In the isosceles trapezoid ABCD, ad ∥ BC, AB is equal to DC, AC and BD intersect at the point O, ∠ BOC is equal to 90 ° and BD = 10?

Isosceles trapezoid can deduce AC = BD = 10, the diagonal is vertical, we regard this trapezoid as two triangles ACD ACB. The total area is equal to the sum of the two triangles area = 1 / 2Ac (OD + OB) = 1 / 2Ac * BD = 50

In trapezoid ABCD, AD / / BC AB = DC ad = 2 BC = 4 AC vertical BD angle BOC = 60 degrees to calculate trapezoid area

Is o the intersection of AC and BD
If it is AC ⊥ BD
h=4/2+2/2=3
S=(2+4)×3÷2=0
If ∠ BOC = 60 degree
h=3√3
S=9√3

In the parallelogram ABCD, the diagonal AC and BC intersect o, BD = 2ad, e, F and G are the midpoint of OC, OD and ab respectively, and eg = EF

It is proved that: ∵ E and F are the midpoint of OC and OD respectively, ∵ EF is the median line of ⊿ OCD, ∵ EF = (# 189); CD connects be, ∵ ABCD is a parallelogram ∵ ad = BC, Ao = OD, ab = CD ∵ BD = 2ad ∵ BC = Bo, that is, ⊿ CBO is an isosceles triangle ∵ be is the middle line of ⊿ CBO (the middle line of isosceles triangle, the high line and the angle dividing line are united) ≁ be ⊥ a

Parallelogram ABCD diagonal AC.BD If AB = a, BC = B, be = C, find the length of BF

Go through O and make og / / BC intersection AB with G, because o is the intersection point of parallelogram diagonal.

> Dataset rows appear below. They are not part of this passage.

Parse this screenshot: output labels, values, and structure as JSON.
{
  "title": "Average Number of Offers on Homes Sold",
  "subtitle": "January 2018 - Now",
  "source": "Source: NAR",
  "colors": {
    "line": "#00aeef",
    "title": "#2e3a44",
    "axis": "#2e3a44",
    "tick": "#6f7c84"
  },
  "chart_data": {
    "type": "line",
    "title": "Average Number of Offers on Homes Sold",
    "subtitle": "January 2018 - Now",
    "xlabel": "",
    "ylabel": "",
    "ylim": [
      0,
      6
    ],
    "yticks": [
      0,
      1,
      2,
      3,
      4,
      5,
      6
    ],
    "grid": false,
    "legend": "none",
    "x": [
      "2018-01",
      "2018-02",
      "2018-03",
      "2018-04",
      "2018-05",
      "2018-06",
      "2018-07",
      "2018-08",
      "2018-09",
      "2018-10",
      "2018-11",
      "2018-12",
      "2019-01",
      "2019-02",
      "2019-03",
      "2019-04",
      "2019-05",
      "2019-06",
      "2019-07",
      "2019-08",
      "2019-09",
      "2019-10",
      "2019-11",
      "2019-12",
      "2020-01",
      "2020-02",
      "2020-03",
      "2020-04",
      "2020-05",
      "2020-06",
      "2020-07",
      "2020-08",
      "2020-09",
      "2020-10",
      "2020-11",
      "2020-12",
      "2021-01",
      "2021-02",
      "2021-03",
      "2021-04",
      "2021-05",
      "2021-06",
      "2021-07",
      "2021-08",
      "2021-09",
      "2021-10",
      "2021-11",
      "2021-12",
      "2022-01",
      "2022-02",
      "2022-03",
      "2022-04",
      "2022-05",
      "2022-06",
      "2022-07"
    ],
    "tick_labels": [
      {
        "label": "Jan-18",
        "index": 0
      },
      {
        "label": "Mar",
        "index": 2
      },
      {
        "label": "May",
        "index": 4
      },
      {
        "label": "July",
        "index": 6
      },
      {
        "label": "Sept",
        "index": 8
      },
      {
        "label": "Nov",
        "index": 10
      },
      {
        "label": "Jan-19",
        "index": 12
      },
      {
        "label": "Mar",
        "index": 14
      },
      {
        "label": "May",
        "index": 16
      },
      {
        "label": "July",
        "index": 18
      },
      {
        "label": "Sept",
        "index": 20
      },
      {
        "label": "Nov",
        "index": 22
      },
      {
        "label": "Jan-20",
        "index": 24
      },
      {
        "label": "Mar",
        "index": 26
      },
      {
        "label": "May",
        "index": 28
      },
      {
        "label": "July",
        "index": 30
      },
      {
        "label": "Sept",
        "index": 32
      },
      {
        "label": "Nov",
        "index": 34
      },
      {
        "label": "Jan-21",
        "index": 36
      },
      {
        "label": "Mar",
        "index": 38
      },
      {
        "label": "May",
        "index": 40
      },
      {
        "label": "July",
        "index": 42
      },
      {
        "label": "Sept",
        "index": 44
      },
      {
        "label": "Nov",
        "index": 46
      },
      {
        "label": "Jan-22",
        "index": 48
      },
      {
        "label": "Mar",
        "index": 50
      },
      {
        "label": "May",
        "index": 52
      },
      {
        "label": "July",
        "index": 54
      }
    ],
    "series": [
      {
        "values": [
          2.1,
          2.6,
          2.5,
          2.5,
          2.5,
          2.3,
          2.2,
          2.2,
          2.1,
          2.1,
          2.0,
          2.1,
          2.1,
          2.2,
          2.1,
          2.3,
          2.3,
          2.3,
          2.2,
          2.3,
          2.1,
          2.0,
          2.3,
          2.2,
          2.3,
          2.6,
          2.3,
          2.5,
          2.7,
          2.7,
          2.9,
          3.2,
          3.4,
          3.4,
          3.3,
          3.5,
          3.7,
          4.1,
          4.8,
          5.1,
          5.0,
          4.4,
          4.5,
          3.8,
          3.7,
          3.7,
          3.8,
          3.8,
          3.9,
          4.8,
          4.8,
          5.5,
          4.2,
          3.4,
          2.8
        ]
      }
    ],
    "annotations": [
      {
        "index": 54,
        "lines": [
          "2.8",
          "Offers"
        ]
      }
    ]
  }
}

According to the theorem of triangle median line, og = 1 / 2 * ad = 1 / 2 * BC = 1 / 2 * B,
BG=1/2*AB=1/2*a
The triangle EBF is similar to the triangle ego
EB：EG=BF：OG
After substituting the above values, we get:
c:(C+1/2*a)=BF:(1/2*b)
BF=1/2*b*C/(C+1/2*a)
=bc/(2C+a)

In the isosceles trapezoid ABCD, ad ∥ BC, AB is equal to DC, AC and BD intersect at the point O, ∠ BOC is equal to 90 ° and BD = 10?